François-Joachim de Pierre de BERNIS, auteur cité dans le Littré

BERNIS (1715-1794)

Dans le texte d'origine du Littré, les auteurs pouvaient être nommés par de nombreuses variantes. Dans cette version en ligne, la forme BERNIS a été choisie.

Pour les épîtres, le Littré se réfère visiblement à l'édition des œuvres complètes par N. Delangle, Paris, 1825.

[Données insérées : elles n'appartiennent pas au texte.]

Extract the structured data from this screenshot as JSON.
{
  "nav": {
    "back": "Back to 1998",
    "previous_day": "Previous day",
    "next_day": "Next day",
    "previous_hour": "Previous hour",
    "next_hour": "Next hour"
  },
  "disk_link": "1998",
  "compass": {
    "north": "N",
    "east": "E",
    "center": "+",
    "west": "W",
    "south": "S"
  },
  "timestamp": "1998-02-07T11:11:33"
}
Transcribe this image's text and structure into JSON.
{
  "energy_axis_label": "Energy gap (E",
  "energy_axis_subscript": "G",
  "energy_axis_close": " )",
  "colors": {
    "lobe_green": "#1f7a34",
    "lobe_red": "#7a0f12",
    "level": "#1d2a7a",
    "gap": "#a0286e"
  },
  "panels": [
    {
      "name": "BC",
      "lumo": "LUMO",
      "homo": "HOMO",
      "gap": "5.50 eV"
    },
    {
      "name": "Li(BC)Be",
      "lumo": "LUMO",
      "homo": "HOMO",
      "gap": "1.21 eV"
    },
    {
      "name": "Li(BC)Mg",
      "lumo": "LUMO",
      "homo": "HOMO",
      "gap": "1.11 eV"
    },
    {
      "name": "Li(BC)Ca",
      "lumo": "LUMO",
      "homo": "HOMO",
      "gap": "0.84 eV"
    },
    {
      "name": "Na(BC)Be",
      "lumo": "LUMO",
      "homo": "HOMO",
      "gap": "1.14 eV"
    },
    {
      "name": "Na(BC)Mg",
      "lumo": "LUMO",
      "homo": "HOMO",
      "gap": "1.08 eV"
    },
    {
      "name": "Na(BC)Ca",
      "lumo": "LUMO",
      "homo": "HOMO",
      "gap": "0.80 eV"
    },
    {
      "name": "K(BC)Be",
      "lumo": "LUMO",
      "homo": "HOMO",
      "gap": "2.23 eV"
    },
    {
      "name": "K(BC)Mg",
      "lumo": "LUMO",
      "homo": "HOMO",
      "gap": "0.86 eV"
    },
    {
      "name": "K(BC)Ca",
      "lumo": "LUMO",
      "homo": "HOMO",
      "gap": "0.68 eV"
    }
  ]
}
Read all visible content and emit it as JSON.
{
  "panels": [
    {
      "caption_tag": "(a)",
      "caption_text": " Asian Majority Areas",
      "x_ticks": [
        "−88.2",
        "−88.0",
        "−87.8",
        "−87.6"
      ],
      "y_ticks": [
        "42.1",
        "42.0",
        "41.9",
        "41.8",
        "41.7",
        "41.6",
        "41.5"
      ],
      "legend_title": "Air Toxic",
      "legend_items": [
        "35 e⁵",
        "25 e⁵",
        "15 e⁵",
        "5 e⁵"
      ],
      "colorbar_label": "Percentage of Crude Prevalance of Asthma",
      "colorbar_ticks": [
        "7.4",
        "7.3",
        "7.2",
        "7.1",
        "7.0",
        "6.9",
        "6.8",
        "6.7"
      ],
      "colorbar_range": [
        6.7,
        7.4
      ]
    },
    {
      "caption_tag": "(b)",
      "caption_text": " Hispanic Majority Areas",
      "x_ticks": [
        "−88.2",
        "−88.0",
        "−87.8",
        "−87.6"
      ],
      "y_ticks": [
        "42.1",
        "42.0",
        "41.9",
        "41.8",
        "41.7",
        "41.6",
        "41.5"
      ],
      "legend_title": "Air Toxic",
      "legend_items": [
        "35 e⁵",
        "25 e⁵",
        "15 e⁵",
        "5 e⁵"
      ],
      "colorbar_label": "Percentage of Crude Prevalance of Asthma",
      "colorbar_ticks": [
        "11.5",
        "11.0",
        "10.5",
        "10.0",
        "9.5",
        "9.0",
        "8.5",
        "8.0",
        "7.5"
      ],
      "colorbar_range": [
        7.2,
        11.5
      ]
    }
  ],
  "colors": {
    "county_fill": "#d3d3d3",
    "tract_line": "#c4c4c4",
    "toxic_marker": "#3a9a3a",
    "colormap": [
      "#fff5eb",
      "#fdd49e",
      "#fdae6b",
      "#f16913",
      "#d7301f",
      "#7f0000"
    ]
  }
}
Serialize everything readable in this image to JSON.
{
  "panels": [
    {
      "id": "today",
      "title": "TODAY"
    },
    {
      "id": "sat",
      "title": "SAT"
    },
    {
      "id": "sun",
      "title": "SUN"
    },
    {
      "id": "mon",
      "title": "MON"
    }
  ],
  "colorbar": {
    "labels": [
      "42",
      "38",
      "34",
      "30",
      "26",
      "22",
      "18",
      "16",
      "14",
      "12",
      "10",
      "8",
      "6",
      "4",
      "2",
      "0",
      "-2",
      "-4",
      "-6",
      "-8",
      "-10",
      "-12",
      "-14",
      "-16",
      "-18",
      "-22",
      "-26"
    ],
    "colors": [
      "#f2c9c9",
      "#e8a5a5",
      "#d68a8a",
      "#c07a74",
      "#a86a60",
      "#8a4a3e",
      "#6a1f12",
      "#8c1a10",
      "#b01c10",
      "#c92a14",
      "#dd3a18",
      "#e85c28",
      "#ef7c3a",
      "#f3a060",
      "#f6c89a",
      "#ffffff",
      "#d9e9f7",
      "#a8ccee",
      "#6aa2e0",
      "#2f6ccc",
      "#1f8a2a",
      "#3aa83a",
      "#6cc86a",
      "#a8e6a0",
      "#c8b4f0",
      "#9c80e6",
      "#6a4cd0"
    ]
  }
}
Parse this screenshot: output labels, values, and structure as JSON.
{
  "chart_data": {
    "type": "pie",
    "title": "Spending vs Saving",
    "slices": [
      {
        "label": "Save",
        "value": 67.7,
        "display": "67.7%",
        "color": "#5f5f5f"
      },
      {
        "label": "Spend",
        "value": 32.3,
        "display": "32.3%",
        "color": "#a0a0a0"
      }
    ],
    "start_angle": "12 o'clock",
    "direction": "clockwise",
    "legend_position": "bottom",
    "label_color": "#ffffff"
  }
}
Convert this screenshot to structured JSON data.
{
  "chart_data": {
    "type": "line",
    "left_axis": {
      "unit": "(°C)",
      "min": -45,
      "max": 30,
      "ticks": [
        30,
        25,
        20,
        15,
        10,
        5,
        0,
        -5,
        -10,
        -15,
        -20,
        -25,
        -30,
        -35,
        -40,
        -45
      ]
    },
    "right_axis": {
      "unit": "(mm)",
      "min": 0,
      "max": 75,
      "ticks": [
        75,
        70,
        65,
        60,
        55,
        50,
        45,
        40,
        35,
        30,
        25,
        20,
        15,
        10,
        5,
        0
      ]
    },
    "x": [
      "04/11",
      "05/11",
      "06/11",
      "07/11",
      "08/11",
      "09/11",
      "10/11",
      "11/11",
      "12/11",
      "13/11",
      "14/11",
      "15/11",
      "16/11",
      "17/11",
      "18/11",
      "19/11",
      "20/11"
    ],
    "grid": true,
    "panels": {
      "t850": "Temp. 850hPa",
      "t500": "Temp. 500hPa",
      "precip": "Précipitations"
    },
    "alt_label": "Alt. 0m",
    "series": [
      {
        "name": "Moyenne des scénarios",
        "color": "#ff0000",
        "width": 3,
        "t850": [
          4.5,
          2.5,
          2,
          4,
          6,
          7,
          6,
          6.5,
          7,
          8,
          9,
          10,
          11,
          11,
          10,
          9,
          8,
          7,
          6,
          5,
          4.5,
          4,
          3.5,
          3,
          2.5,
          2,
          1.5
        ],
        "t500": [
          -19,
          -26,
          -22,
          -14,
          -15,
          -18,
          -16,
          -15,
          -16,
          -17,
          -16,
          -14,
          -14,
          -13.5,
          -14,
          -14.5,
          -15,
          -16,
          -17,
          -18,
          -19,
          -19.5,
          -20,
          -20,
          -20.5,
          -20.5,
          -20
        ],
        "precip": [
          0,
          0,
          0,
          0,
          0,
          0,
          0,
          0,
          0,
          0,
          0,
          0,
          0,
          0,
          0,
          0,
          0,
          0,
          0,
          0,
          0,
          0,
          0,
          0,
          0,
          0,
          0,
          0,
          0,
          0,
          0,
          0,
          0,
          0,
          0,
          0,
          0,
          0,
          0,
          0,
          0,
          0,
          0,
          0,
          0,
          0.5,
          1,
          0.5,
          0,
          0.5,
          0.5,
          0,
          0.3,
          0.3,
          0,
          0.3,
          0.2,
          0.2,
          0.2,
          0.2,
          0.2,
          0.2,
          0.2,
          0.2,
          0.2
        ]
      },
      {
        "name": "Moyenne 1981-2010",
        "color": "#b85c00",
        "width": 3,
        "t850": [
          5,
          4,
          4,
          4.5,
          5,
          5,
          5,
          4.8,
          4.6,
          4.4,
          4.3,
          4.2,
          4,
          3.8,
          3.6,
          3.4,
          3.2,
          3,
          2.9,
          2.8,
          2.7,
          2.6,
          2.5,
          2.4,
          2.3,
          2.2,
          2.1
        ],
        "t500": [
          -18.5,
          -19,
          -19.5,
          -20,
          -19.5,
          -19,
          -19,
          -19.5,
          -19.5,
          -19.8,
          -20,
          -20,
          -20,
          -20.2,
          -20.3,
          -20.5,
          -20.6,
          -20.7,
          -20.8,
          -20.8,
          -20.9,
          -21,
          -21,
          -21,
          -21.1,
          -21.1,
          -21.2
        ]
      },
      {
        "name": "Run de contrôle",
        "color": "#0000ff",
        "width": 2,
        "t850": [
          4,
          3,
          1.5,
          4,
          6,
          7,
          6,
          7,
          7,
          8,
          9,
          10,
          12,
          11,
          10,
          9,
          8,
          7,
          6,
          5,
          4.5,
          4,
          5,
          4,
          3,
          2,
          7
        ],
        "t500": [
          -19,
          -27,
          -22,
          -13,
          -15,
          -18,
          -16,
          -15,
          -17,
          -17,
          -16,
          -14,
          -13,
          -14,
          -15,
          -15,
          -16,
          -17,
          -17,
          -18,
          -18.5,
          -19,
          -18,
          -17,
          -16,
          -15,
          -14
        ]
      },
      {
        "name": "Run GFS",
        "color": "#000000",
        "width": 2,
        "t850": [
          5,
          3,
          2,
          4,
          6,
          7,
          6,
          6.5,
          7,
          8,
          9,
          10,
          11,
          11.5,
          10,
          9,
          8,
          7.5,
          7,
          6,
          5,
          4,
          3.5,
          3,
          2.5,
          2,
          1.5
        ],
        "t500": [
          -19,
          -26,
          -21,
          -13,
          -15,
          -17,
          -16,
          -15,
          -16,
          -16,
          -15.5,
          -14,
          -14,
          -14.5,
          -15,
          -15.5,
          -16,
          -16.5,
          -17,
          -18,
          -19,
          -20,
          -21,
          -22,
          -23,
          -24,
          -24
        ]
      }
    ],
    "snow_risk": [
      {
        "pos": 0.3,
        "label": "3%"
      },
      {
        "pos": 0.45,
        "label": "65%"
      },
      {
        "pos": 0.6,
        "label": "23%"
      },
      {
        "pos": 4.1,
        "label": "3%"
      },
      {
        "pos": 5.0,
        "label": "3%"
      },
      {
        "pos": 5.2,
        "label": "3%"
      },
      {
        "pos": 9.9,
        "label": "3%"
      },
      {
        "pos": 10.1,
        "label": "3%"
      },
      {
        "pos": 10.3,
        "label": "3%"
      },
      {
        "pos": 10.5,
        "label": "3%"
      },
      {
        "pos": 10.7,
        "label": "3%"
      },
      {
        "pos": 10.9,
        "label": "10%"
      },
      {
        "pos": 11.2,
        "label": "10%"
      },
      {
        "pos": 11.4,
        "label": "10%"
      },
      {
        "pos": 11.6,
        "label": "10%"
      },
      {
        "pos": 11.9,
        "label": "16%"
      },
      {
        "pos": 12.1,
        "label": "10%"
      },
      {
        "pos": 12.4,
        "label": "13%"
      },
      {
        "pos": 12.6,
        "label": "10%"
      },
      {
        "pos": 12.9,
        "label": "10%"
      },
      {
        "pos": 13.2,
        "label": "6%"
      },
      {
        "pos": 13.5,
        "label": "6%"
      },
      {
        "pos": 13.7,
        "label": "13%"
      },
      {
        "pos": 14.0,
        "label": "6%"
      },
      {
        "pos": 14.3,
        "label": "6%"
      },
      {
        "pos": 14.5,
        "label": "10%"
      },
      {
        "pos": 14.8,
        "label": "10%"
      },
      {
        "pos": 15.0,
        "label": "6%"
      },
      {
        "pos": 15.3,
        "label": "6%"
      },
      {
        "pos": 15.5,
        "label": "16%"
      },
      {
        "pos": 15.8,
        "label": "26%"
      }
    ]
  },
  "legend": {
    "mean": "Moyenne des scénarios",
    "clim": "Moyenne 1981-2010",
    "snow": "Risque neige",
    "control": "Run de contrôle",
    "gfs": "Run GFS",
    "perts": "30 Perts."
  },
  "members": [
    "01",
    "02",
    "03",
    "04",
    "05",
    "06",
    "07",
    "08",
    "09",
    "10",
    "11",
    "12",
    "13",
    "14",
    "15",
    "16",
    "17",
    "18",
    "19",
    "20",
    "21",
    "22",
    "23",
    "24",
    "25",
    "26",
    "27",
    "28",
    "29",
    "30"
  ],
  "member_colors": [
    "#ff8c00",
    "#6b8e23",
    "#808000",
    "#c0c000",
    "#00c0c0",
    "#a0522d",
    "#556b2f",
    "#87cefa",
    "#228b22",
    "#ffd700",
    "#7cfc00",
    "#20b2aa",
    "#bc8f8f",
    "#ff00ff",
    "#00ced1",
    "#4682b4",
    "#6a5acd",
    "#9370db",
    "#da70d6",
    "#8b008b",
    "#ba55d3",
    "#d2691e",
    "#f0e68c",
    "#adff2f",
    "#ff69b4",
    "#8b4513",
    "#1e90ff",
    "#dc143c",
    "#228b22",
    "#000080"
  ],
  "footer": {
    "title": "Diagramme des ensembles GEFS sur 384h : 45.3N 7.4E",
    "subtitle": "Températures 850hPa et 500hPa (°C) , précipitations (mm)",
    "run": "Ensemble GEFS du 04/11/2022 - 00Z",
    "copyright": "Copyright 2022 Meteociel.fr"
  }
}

81 citations dans le Littré

Œuvres citées dans le dictionnaire Littré

Cette liste des œuvres a été compilée manuellement pour ce site web. Elle n'est pas exhaustive, et privilégie autant que possible les références aux éditions originales. Elle peut toutefois comprendre des publications contemporaines d'É. Littré, lorsque ce dernier était explicite sur ses sources ou qu'il cite des compilations. Le dictionnaire imprimé contenait d'ailleurs une liste très partielle des œuvres et auteurs.

Titre de l'œuvre Date de parution Citations
La Religion vengée, poème en 10 chants 1795 22 citations
Les Quatre saisons, ou les Géorgiques françoises, poëme 1763 13 citations
Œuvres du cardinal de Bernis, collationnées sur les textes des premières éd. et classées dans un ordre plus méthodique 1825 26 citations

Quelques citations de François-Joachim de Pierre de BERNIS

Voici un tirage aléatoire parmi ses 81 citations dans le Littré.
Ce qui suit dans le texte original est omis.